Die Rutschpartie nach Monreal
    Der Marsch nach Monreal ist durch permanenten Schlamm und Lehm auf den Wegen anstrengend. Die Füße sind steinschwer, weil an den Schuhsohlen dicke Klumpen dieses Drecks kleben bleiben. Die Landschaft allerdings ist herrlich. Der Blick fällt auf Berge, Almen und blühende Wiesen. Am Wegesrand wächst Ginster. Juhuuuu, der Frühling ist da! Die Hügelkette rechts von mir, die Sierra de Izco, wird von einer Reihe Windrädern gekrönt. Man soll laut Wanderführer auf dieser Strecke zwischen Sangüesa und Monreal gute Chancen haben, Raubvögel, besonders Geier, zu beobachten. Ich sehe leider keine. „Vielleicht sind sie gerade zu beschäftigt, über Deutschland zu kreisen“, denke ich bedauernd.
    Sorgen machen mir heute meine rechte Hüfte und die linke Ferse. „Die Schmerzen sind arg“, schreibe ich mir von der Seele in mein Büchlein, während ich raste. Ich würde gerne die Bergschuhe gegen die Sandalen austauschen, aber bei diesem Matsch wäre das unsinnig. Ich rutsche schon mit meinen festen Schuhen auf dem glitschigen Untergrund hin und her. Völlig k. o. komme ich nach 8 Stunden in Monreal an. Und wieder einmal führt eine steile, mit grobem Kopfsteinpflaster ausgestattete Straße vom Dorf aus hoch zur Herberge. Das ist wirklich eine Quälerei. Die Fußsohlen brennen wieder wie Feuer. „Ob sich das auf dem Weg noch ändern wird?“, überlege ich. Vielleicht muss ich mich erst noch richtig einlaufen. Es kann doch nicht sein, dass jeder Tag solch eine fast unmenschliche Anstrengung bedeutet. Hätte mir Dorit diesen Weg dann ohne schlechtes Gewissen so sehr ans Herz legen können?

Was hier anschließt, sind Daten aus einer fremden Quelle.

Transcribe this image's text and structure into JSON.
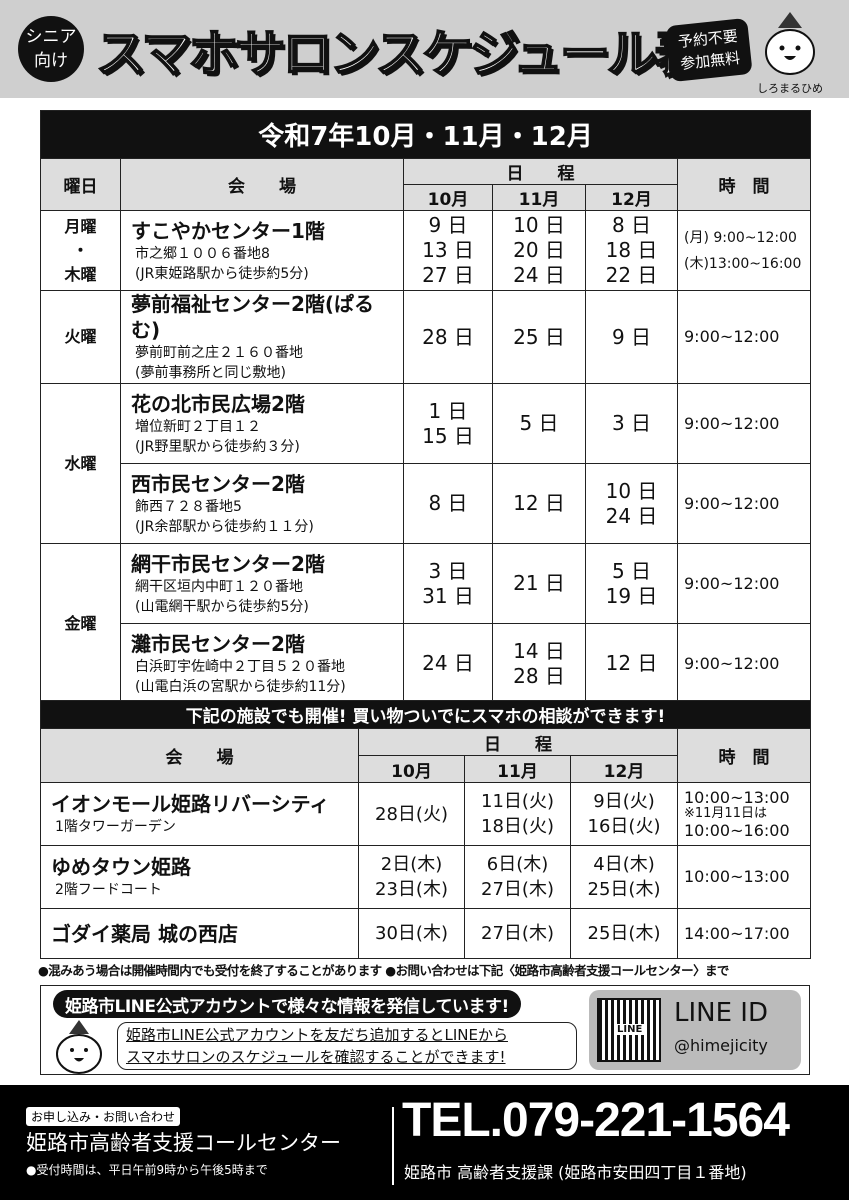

    In der wunderschön gelegenen Herberge angekommen juble ich: „Es gibt eine Waschmaschine, juhuuuu!“ Um gleich darauf zu bemerken: „Sie ist kaputt, grrrrrr!“ Also, wie jeden Abend das gleiche Ritual, nach dem Duschen und Anziehen der zweiten Garnitur: „große Handwäsche.“
    Wir, ein paar wenige Pilger, sitzen zusammen an dem gemütlichen Holztisch und ich freue mich sehr über die Gesellschaft nach meinem einsamen Weg heute. Ich erfahre, dass sie heute eine Frau mit dem Hubschrauber vom Weg weggeholt haben. Sie war in dem lehmigen Schlamm umgeknickt und hatte sich den Knöchel gebrochen. Eine unschöne Art, den Jakobsweg zu beenden. Wir schicken ihr gute Gedanken und verschwinden in unsere hölzernen Stockbetten.

Ruhe vor dem Sturm
    Lilly-Marleen, Bertl und ich ziehen gemeinsam um acht Uhr weiter. Leider haben wir den Großen und Leandro, el Brasilero unterwegs verloren. Ich vermisse sie. Berg und Tal wechseln sich ab, was anstrengend ist, jedoch auch wunderschön. Ich liebe den Anblick der schon grünen Almen und ich genieße die letzte stille Etappe. Denn in Puente de la Reina, unser heutiges Ziel, kommen alle Pilger zusammen, die den Navarrischen Weg von St. Jean-de Pied gehen, wir vom Somport Pass auf dem Aragonischen Weg und alle, die in Pamplona starten.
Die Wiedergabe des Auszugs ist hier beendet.